Approximately 60 percent to 70 percent of malignant melanomas and 10 percent to 15 percent of colorectal cancers carry a BRAF V600E mutation, said Bollag. The mutation also plays a part in 30 percent to 50 percent of thyroid cancers, and in a small proportion of as many as 30 other tumor types, he said.
The V600E mutation is present in about 100,000 US cancer cases diagnosed annually, estimated Plexxikon’s Glaub.
About 62,190 people in the United States will be diagnosed with melanoma by the end of 2006, and a total of about 662,433 people in the country have the disease, according to the US National Cancer Institute.
In an overview of melanoma, the NCI calls early, contained melanoma “easily cured” by surgery, though if surgery fails, there is currently no widely effective treatment for the disease.

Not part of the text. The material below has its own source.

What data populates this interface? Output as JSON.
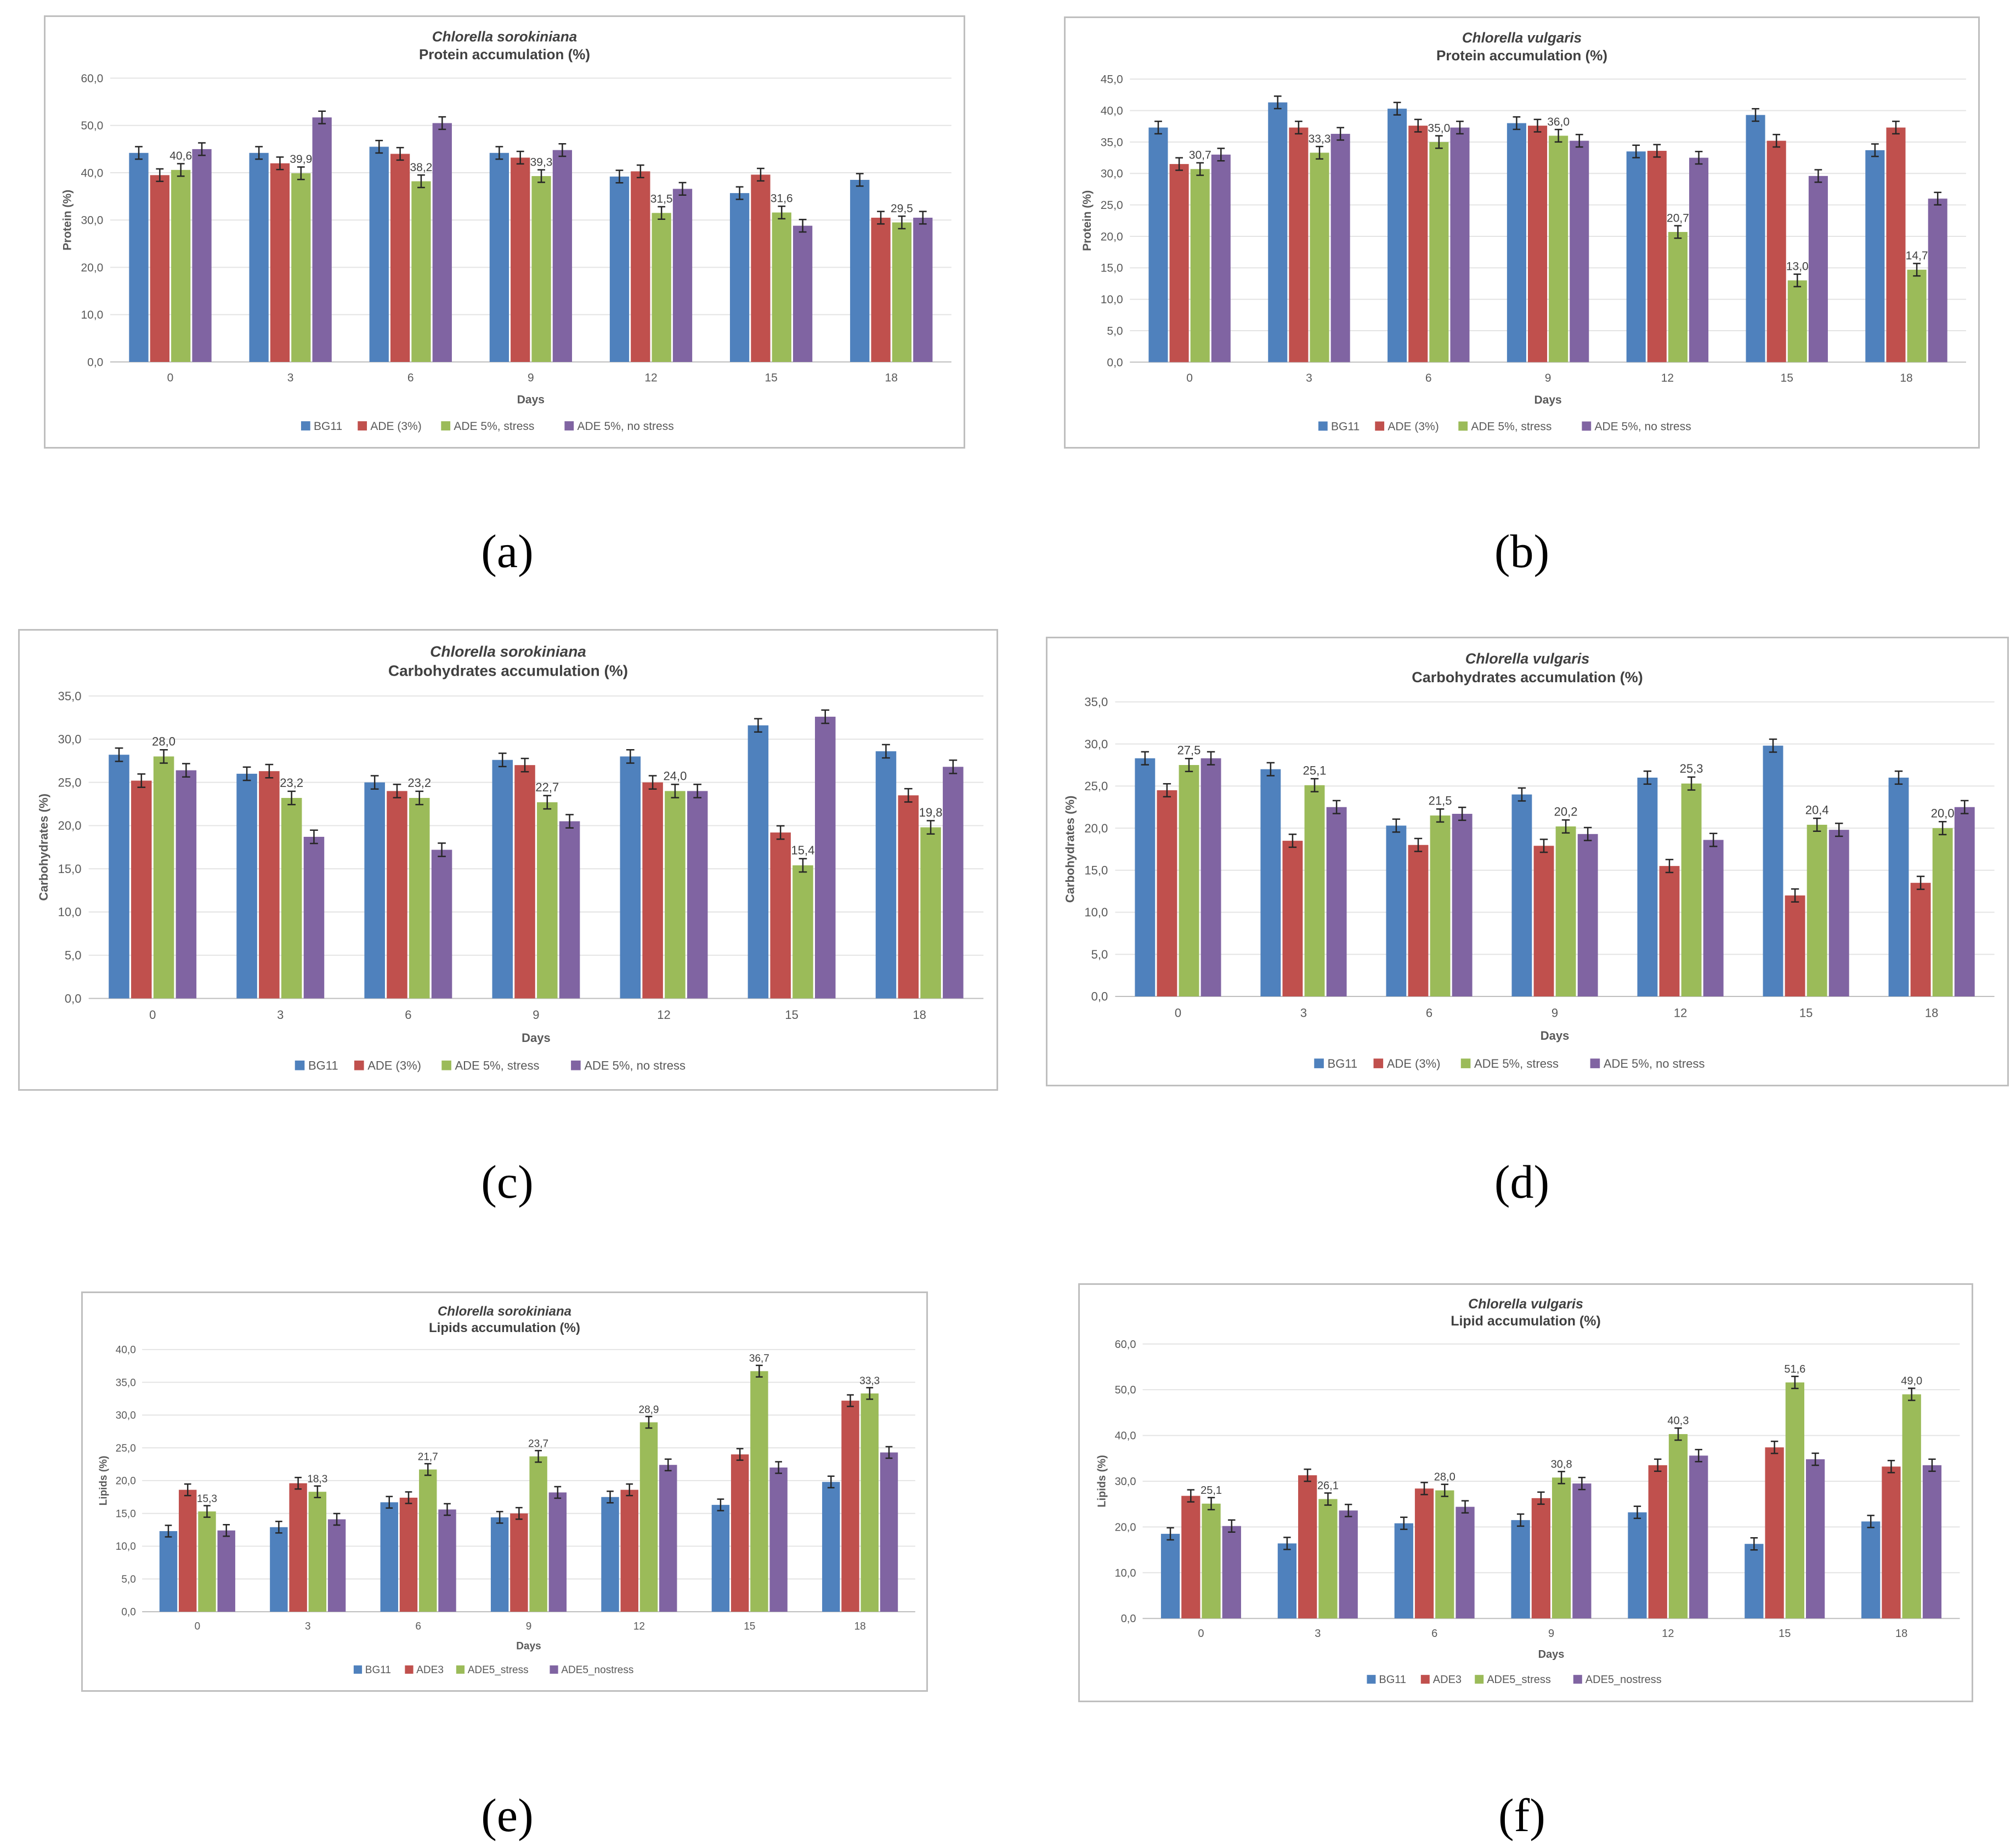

The NCI also said that “[m]elanoma that has spread to distant sites is rarely curable with standard therapy,” although interleukin-2 has shown promise in small studies. Approximately 7,910 patients will die from the disease by the end of the year, according to the institute.
In patients where the disease has spread to lymph nodes, surgery is sometimes followed by adjuvant interferon therapy, which can improve relapse-free survival. In patients whose cancer has spread, chemotherapy can follow failed interferon or vaccination therapy, but it shows no survival advantage, according to the NCI.

“From a clinical development viewpoint, and trying to get something quickly to the market, this is a very good entry indication.”

In addition to performing a role in the signaling pathways of a large number of growth factor receptors, BRAF passes along growth-promoting signals from two receptors that are well studied in the pharmacogenomics field: the epidermal growth factor receptor and the vascular endothelial growth factor receptor.
(Click here for an animated depiction of BRAF’s signaling pathway created by Expert Reviews in Molecular Medicine. Note that the cartoon represents three types of RAS and RAF proteins using only one symbol for each — RAS has three family members, and the RAF family also includes ARAF and RAF-1 protein kinases.)
The only BRAF-inhibiting drug currently on the market is Bayer’s Nexavar, which also inhibits VEGF. The drug is only approved for treating renal cancer, but there are five clinical trials underway to test its efficacy in treating melanoma, in combination with various chemotherapeutics, according to information available from the US National Library of Medicine. Two of these are in phase 3 trials, but none appears to genotype patients prospectively for BRAF mutations.
Novartis’ RAF265 also targets the BRAF protein kinase, and is undergoing phase 1 clinical trials in patients with locally advanced or metastatic melanoma. Novartis’ trial intends to “[e]valuate whether somatic mutations in BRAF and N-RAS genes are associated with modulation of pharmacodynamic markers and clinical response,” as a secondary goal.
Novartis did not respond to questions about its drug before deadline.